Türkçeyi Türk’ün millî sazının tellerine bağlayarak, ondan ilmek ilmek
şiiristan halısı dokuyor. Karacoğlan, Emrah, Dertli, Gevherî,
Bayburtlu Zihnî, Dadaloğlu, Köroğlu, Seyrânî gibi Türk’ün söz ve saz
ustalarından aşağı kalmadığını bu şiiriyle bize ispatlıyor Üstad Bayram
Durbilmez. Bu şiirinde sevgilinin bakışlarını mızraba benzetiyor (Teşbih ve Teşhis). Gönlünü
ise telli sazlardan “bağlama”ya benzeterek “Teşbih”
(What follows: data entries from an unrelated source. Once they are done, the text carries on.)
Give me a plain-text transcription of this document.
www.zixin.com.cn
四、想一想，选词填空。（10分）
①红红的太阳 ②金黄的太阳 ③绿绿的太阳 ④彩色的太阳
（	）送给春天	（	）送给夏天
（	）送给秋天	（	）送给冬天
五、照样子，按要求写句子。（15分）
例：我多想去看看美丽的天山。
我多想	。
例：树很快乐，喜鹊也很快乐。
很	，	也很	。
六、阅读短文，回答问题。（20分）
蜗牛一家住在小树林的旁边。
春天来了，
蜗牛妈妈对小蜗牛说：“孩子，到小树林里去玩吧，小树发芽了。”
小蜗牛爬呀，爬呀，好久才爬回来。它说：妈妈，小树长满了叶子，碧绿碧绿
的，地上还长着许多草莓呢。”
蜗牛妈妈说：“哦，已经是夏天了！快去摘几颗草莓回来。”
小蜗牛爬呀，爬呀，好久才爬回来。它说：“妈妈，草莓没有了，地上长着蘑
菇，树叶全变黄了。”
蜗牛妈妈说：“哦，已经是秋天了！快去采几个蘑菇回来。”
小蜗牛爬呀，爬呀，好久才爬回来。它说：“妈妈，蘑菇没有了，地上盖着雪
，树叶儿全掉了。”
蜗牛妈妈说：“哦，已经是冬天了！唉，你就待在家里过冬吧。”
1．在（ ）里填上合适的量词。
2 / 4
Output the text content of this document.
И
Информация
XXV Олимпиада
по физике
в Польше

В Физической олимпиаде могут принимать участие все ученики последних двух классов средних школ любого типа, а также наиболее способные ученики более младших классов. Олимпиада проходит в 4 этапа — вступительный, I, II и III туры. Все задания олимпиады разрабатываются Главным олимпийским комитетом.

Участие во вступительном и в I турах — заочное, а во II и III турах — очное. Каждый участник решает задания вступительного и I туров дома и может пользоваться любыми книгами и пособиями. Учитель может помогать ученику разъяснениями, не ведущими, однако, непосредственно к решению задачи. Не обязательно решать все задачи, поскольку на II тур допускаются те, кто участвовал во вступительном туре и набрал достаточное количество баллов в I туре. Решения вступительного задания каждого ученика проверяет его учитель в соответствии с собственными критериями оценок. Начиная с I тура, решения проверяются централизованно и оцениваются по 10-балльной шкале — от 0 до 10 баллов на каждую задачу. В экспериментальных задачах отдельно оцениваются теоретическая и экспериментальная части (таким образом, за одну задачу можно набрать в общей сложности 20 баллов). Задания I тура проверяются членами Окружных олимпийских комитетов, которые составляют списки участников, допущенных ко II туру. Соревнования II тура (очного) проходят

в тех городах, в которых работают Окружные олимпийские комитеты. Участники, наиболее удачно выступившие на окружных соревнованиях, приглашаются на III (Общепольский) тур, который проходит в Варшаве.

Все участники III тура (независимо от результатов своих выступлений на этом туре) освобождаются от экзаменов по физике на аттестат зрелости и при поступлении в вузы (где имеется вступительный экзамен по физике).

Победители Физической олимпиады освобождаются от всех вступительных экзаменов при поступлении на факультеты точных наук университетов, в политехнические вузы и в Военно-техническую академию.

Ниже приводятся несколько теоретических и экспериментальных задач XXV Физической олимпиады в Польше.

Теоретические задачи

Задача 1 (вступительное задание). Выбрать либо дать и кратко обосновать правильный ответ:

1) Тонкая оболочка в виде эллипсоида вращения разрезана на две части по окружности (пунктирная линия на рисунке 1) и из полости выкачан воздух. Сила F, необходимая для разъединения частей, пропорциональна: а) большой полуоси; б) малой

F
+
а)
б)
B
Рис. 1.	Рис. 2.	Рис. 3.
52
ve “Teşhis” sanatlarını ustaca
kullanırken, kendisini de badeli bir âşığa benzeterek, “Mızrabı tellere sürmeli yârim” diyerek, hem “Tekrîr” hem de “Cinas” sanatını birlikte kullanıyor. Ayrıca bir cümle
içerisinde “Sürmeli, sürme, sürmeyi, sürgü,
sürsen” kelimeleri ard arda gelerek
ve biribirilerine benzeyen ses veya sesler olarak sık ve âhenk sağlayacak biçimde sıralanmış
olması sebebiyle, “Aliterasyon”
sanatı ortaya çıkıyor. Arkasından “beni bend’eyleyip”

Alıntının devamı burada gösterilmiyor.